山田滋さんが逝ってしまわれてから、早いものでもう4年が経とうとしている今日は、2025年7月14日。
山田さんがリクルートの神戸支社長をされておられた時期に、リクルートに飛び込んできた阪本英嗣くんと金沢 尚子さんが山田滋門下生なら、おそらくリクルート神戸支社が輩出した偉人の一人に数えられる絹谷公伸さんは田中實門下生。そして私は、神戸を営業所から支社へと育てた田中勝門下生である。
このリクルート神戸支社「3世代」のメンツが、午後4時にJR芦屋駅待ち合わせ後、この界隈の飲食店、居酒屋、バーなどを9時間ハシゴして、1982年からの10年間の「リクルート神戸支社」を語り合った。
共通の話題はやはり山田滋さん。
阪本、金沢、絹谷、私と揃ったこのメンツは、山田滋さんにお世話になった順に並べたようなメンツ。
「いや俺だ」「私だ」という方は、全国各地にいらっしゃるとは思うが、この4人の「山田さん愛」はそんな皆さんに引けをとるとも思えない。
実はもう一人、山田さんにお世話になった男が居ると言えば居るのだが、酒癖が悪すぎてどうしようもないのでこの飲み会にはオミット。
山田滋さんとの内緒の関係
私以外の3人は、山田滋さんが上司というか大ボスだったが、実は私は山田滋さんと入れ違いで、彼をが直接私の上司であった時期はまったくない。
しかし、なぜ私までが山田滋さんとの思い出をたくさん持っているかというと、そこにはこんな事情があったことを暴露することになる。
山田滋さんは、神戸支社長であると同時に、神戸、姫路、京都、京都南、大阪北、大阪南、北浜、新大阪、本町(関西広企)という「営業所群」から成る「関西広告事業部」にあって、神戸と姫路の責任者でもあった。
ところが、山田滋さんは、その「関西広告事業部」の土屋洋部長が大嫌い。
「あいつの顔を見るだけで吐き気がして倒れそうになるんだよ〜」と言って、「体調不良」を理由に月に1度の大切なマネージャー会議をほとんど全部欠席していたのだ。

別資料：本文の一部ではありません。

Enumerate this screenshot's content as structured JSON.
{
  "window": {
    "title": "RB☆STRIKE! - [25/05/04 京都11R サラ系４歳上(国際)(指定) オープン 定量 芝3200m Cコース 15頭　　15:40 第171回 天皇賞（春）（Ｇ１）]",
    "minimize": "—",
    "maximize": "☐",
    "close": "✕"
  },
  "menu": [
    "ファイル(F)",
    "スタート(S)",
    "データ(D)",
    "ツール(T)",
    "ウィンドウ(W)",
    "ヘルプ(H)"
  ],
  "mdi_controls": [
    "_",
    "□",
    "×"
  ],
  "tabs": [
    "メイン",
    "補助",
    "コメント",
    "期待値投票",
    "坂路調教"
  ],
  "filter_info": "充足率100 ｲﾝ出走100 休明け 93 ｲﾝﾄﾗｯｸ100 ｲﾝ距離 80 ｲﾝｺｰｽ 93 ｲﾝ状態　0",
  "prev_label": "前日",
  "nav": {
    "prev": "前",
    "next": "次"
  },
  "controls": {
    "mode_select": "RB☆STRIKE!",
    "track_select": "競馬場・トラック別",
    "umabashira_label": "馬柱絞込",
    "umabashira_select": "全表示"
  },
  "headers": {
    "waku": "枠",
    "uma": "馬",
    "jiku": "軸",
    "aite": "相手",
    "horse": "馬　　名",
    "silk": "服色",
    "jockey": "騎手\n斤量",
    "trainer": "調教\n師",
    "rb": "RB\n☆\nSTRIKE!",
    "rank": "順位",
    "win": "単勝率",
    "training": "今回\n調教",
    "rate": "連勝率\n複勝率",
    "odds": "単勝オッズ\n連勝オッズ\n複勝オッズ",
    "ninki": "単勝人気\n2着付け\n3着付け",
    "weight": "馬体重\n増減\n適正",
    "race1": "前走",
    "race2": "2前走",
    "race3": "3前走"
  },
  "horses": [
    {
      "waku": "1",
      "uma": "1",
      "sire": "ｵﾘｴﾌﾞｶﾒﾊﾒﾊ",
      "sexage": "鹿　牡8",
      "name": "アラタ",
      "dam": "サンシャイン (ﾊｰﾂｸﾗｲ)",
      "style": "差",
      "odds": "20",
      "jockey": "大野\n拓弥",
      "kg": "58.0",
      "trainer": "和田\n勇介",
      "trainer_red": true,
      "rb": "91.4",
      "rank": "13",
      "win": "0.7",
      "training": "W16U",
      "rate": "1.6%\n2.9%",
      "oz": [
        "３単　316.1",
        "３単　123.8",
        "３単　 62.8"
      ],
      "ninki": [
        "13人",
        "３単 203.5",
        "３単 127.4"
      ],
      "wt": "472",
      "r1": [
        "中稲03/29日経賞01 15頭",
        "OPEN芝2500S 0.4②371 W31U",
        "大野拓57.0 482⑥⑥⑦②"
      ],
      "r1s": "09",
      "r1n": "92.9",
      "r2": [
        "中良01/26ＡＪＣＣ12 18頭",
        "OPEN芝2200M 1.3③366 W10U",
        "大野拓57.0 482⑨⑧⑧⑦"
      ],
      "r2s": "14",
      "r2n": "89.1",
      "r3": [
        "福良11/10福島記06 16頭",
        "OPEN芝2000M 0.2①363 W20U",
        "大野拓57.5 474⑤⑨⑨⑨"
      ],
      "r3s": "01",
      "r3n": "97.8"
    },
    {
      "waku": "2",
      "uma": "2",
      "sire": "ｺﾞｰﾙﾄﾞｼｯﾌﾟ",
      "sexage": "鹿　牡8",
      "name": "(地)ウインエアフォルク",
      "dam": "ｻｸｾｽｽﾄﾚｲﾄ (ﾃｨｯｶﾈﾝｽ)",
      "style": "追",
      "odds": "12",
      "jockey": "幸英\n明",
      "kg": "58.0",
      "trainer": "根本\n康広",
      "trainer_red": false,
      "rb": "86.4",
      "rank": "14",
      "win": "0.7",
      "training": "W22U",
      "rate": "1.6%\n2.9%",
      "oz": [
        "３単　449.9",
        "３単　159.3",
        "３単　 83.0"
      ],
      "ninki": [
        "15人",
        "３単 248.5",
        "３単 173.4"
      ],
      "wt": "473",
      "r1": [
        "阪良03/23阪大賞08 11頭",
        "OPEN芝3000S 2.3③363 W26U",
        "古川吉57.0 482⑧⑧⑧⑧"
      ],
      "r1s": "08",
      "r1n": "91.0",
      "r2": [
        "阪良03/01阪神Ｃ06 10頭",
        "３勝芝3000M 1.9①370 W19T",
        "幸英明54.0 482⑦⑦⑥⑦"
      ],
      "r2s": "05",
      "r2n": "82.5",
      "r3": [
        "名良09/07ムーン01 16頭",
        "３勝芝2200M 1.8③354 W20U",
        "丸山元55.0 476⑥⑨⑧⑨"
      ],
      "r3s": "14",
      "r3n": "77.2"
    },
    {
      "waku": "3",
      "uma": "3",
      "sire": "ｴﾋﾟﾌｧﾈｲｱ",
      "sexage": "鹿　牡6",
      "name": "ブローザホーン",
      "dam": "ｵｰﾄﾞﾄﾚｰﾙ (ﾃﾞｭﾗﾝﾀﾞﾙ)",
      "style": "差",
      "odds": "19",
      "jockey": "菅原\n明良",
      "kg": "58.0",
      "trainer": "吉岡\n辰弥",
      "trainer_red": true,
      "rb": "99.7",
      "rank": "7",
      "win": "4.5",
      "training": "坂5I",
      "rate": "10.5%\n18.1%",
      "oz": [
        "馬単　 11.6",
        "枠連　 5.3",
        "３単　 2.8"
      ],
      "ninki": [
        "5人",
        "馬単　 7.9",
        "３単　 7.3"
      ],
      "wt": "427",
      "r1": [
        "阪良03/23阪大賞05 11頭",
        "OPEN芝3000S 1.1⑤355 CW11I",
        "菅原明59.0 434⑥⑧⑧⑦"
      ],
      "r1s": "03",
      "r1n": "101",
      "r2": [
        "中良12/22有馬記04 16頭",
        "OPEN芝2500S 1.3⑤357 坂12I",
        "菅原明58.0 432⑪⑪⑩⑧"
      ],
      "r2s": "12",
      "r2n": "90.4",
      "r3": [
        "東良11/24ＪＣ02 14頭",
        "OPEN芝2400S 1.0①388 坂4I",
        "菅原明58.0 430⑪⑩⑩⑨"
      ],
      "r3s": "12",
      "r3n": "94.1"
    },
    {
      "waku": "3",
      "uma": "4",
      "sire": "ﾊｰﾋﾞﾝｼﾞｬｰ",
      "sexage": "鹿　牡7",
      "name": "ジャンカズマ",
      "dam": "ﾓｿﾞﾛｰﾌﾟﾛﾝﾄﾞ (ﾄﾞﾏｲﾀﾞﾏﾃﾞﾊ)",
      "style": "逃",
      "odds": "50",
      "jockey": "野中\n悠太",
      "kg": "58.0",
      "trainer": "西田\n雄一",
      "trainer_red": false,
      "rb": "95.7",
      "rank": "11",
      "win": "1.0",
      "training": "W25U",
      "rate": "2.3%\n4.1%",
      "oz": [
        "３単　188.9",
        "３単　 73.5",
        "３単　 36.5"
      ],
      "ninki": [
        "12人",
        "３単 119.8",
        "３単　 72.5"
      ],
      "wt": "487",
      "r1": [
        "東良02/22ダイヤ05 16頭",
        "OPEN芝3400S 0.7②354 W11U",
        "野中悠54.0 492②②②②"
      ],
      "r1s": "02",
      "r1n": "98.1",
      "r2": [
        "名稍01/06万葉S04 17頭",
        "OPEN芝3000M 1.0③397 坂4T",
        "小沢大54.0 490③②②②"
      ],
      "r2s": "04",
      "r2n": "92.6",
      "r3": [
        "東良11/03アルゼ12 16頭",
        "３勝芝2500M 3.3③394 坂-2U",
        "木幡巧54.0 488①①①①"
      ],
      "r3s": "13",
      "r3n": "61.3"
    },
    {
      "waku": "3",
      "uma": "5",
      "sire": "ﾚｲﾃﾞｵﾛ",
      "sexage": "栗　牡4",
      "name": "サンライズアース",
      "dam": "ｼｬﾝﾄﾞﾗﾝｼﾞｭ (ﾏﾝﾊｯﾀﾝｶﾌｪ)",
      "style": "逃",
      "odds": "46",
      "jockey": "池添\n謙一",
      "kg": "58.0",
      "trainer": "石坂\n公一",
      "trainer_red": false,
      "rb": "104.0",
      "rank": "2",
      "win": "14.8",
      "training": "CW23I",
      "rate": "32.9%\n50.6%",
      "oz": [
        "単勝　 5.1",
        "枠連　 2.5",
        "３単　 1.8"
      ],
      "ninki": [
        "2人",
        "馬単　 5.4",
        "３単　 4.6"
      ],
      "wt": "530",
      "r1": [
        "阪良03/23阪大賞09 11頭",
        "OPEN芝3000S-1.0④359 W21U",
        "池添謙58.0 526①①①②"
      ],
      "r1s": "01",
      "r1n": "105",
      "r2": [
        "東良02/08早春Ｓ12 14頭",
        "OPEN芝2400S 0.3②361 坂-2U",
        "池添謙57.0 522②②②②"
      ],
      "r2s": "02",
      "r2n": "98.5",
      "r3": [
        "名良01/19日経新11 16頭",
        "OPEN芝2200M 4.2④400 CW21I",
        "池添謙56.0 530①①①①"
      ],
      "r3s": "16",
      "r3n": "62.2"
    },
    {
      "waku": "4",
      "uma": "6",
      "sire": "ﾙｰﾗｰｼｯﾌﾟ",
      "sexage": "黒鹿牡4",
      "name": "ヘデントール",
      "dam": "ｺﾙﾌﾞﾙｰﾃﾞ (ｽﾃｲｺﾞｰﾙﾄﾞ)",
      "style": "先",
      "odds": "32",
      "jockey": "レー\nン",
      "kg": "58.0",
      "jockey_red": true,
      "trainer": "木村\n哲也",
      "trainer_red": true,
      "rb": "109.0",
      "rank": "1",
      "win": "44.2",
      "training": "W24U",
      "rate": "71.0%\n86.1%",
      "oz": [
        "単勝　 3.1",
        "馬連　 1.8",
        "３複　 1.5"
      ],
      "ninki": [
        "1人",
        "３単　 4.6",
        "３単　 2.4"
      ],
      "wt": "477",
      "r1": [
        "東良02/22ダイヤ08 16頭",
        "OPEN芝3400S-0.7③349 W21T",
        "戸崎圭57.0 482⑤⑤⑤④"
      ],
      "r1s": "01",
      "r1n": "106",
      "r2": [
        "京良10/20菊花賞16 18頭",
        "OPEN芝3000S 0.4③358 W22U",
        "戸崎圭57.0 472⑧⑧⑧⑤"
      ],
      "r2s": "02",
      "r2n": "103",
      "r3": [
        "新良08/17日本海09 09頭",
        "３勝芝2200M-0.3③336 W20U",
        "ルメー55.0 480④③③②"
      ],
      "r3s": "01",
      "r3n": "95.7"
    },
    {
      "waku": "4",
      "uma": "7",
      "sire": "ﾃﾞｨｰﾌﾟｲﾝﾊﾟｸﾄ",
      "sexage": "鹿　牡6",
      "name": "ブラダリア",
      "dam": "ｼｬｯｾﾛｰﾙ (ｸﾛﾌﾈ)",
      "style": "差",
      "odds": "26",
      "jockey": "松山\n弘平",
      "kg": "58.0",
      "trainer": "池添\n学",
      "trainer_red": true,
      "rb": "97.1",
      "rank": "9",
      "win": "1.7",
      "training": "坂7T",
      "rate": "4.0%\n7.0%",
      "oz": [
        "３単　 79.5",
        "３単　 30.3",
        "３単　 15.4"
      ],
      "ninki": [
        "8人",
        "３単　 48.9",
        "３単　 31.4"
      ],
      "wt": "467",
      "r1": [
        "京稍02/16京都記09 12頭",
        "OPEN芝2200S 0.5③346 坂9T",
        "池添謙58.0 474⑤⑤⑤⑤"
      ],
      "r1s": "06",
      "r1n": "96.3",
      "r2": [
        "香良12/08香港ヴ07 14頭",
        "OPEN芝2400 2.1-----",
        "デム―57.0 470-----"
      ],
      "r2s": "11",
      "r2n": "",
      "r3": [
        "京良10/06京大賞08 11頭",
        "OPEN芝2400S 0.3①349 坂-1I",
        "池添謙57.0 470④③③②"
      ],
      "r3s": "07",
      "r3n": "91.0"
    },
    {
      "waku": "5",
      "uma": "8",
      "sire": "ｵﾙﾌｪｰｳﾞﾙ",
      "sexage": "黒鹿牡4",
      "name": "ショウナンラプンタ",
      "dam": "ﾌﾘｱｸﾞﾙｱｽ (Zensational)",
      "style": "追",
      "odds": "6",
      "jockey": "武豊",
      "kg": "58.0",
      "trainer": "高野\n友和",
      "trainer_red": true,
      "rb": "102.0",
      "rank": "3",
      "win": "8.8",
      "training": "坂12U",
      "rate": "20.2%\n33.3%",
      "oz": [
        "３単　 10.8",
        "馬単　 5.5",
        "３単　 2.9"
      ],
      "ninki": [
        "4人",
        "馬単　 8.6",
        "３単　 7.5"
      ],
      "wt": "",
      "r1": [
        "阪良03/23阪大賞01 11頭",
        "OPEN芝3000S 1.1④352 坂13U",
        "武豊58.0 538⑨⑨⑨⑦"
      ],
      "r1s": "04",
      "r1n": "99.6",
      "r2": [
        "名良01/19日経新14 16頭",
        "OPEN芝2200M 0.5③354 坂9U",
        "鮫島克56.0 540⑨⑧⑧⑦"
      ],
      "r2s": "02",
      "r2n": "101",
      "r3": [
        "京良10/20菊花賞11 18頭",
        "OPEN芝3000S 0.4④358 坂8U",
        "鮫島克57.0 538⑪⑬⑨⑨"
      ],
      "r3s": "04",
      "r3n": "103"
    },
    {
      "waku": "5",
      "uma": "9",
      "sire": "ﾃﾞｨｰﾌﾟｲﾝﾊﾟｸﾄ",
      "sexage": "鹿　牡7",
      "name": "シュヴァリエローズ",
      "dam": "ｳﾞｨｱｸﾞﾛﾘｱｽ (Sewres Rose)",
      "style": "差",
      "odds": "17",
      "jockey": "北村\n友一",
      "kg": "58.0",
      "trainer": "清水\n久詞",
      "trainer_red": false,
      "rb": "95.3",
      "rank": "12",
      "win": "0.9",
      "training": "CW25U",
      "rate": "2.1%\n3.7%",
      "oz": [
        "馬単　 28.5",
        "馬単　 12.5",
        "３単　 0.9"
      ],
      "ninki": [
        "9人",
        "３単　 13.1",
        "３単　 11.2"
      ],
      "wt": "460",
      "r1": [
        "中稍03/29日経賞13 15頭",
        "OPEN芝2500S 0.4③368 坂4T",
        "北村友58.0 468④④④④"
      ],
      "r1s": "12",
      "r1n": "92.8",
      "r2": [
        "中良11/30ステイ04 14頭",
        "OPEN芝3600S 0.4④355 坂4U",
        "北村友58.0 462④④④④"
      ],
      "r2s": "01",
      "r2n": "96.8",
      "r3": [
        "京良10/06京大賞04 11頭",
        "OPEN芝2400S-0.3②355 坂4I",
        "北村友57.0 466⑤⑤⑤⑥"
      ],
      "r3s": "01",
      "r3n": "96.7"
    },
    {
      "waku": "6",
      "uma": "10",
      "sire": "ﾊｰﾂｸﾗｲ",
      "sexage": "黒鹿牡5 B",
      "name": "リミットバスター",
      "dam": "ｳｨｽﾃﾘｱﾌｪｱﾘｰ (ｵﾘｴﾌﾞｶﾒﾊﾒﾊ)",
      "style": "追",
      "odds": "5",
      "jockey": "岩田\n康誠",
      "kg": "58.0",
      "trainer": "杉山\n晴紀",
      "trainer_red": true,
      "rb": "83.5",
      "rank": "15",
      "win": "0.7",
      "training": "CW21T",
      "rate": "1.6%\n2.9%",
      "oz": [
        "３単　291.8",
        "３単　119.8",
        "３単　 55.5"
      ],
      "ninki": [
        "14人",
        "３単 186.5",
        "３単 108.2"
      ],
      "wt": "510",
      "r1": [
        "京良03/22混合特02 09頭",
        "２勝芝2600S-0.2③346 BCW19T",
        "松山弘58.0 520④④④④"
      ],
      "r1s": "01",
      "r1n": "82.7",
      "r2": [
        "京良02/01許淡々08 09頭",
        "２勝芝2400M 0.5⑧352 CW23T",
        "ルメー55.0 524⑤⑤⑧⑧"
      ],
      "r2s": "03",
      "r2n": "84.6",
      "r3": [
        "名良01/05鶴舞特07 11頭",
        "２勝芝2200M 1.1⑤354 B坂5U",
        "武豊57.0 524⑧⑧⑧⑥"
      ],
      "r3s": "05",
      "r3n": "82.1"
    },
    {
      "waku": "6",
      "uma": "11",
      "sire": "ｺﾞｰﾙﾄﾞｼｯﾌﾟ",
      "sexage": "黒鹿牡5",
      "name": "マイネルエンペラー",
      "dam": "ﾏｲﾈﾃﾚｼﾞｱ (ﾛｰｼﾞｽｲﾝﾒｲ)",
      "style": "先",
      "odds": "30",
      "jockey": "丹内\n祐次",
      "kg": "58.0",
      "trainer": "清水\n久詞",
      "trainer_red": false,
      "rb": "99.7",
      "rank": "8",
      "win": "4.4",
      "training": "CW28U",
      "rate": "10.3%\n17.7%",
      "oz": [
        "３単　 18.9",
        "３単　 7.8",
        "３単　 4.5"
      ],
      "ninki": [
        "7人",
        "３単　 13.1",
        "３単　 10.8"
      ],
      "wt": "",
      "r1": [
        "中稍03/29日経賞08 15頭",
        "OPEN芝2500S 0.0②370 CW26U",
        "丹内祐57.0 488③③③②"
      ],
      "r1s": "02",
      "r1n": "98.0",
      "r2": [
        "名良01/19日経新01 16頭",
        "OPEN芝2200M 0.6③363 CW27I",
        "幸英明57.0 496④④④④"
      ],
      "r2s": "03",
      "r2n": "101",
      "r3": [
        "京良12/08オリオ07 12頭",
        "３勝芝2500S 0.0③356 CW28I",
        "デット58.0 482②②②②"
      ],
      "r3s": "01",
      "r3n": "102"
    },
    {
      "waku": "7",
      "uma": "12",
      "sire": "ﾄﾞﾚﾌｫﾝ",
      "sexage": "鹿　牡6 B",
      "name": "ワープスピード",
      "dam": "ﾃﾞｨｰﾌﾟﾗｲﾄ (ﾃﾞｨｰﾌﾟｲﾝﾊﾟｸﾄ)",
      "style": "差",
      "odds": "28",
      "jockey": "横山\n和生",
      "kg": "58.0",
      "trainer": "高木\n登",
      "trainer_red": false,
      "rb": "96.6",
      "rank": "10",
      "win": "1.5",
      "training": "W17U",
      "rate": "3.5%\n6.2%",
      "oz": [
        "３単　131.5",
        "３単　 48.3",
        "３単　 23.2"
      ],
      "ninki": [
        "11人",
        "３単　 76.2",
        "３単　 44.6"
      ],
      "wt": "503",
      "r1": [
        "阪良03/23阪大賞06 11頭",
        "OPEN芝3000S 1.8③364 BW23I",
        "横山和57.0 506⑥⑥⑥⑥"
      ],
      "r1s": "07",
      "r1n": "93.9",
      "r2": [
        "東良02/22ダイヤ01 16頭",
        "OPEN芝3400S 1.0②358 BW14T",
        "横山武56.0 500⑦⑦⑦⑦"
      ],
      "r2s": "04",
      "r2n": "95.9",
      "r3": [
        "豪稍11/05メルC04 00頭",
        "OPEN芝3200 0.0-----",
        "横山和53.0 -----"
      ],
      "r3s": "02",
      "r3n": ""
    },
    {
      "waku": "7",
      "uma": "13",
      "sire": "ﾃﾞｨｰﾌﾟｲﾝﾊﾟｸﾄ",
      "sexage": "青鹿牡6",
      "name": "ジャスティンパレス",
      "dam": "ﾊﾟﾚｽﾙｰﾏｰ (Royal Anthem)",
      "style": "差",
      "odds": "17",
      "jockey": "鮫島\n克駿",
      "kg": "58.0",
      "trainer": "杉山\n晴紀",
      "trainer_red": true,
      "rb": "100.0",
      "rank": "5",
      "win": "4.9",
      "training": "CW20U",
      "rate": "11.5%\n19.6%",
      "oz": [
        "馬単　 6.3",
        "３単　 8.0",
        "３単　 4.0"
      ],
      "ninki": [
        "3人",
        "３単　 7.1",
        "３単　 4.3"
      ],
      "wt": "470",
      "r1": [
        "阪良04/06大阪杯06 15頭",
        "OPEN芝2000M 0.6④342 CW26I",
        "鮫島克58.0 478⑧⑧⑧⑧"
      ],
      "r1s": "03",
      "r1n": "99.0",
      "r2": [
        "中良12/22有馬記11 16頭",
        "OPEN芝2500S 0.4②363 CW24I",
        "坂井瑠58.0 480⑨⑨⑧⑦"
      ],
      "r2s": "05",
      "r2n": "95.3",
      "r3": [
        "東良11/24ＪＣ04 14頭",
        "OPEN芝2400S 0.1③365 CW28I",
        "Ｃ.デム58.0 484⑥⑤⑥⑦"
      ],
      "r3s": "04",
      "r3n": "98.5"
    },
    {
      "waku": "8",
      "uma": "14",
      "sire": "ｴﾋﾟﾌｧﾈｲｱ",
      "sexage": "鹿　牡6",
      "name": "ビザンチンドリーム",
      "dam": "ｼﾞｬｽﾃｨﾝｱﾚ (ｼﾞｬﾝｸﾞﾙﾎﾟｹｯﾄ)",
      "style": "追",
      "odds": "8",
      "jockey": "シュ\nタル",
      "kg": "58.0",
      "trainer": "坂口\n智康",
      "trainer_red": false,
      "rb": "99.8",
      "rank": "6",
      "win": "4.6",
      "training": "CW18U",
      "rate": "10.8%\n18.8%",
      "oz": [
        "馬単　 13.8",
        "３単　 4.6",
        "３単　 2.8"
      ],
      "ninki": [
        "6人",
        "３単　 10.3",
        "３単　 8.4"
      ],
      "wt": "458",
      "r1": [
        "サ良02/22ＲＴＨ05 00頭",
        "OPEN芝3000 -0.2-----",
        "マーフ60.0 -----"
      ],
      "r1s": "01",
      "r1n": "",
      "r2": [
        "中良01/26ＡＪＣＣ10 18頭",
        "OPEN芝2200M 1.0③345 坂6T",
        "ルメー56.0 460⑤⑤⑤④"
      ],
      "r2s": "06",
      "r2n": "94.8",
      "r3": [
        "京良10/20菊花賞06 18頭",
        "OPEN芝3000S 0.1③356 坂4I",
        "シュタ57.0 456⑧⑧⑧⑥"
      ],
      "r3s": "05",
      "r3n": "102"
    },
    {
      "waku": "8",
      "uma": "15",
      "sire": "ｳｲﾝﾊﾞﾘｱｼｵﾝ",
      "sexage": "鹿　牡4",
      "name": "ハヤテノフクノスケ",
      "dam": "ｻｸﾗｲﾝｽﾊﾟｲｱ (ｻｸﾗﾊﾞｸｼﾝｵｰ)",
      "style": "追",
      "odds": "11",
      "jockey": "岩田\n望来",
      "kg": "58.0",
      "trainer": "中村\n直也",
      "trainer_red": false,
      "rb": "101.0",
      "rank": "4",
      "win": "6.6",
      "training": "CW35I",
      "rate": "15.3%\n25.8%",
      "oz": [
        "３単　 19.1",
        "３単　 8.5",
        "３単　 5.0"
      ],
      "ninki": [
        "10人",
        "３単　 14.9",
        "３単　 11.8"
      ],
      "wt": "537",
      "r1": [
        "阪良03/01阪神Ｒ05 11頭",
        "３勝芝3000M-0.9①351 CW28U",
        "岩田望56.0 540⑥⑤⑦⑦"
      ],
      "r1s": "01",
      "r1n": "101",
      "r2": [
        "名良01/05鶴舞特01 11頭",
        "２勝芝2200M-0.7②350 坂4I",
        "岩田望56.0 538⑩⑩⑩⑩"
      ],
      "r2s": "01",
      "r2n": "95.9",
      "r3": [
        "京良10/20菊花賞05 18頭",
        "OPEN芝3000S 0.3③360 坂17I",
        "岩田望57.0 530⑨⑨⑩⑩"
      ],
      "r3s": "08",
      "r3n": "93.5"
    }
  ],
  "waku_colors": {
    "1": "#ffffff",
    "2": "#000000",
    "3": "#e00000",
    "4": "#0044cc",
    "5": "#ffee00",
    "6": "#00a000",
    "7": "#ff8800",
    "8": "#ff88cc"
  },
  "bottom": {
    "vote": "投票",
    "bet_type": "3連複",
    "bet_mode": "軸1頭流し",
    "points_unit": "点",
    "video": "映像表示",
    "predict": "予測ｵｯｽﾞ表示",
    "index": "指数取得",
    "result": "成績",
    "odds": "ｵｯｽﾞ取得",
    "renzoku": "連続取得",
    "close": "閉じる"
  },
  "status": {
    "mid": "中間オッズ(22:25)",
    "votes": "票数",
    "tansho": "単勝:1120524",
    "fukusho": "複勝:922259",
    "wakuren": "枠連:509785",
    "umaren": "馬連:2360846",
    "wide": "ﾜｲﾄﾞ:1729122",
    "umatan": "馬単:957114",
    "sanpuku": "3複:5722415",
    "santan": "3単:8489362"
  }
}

神戸営業所、姫路営業所は私の大切な古巣であり、山田さん欠席によって情報が得られず「不利な戦い」を強いられるのは一人のOBとして耐えられなかった。
何より、土屋洋部長の「山田憎し」の感情で、なんの罪もない後輩たちが低く評価されるのはあまりにも可哀想ではないか。
山田滋さんと私の、特殊な関係
当時はネットもメールも、影も形もない。
そこで、私は毎月この「関西広告事業部マネジャー会議」から数日たたない間に大阪から資料を持参し、大人気なく欠席を続ける山田滋さんに会議の詳細を伝えに行っていたのだ。
時間帯と場所は、夜の神戸の繁華街。
「うを勢」という寿司屋→「オリアナ」というカラオケ屋というのが定番コースだった。
え?要するに二人で、土屋洋の悪口を肴に(笑)飲んでいただけだろう、って?
そうとも言う。ハゲを隠そう何を隠そう、ハッキリ言っちゃうとそういうわけだ。
山田さんは、私の記憶に間違いなければさほど寿司を好む人ではなかったし、カラオケもそこそこだったと思うが、何せ山田さんは私の出張特別出血サービスを受ける弱い立場。
私の言いなりになるしかない。
私のワンパターンな店のセレクトに、黙って従っていただいたわけである(笑)。
こうして毎月最低でも1回、欠かさず2年もサシ飲みを続けていたわけで、そりゃあ、自ずと関係はどんどん深くなる。しかも山田滋さんは、大のゴルフ好き。共通の趣味で土日もしばしば一緒となれば、関係性はさらにズブズブに(笑)。
そして何より、山田滋さんと私は、何かにつけて気が合った!
金沢尚子さんと「同期の女性陣」
金沢尚子さんとも、私は一緒に仕事をしたことがない。
しかし、「SJ=中途採用情報誌」の優秀な営業パーソンだった彼女の同期入社には、同じ神戸の別部門「広告事業」で活躍した山内直美、大阪で活躍した高橋紀子、伊原由子(結婚後今井)、京都で活躍した安本英美(結婚後細見)、をはじめとする錚々たる女子社員たちがいたという話題が出ると、彼女たちの優秀さについて、金沢さん私はエキサイト。サシで語り尽くさんばかりの展開となった。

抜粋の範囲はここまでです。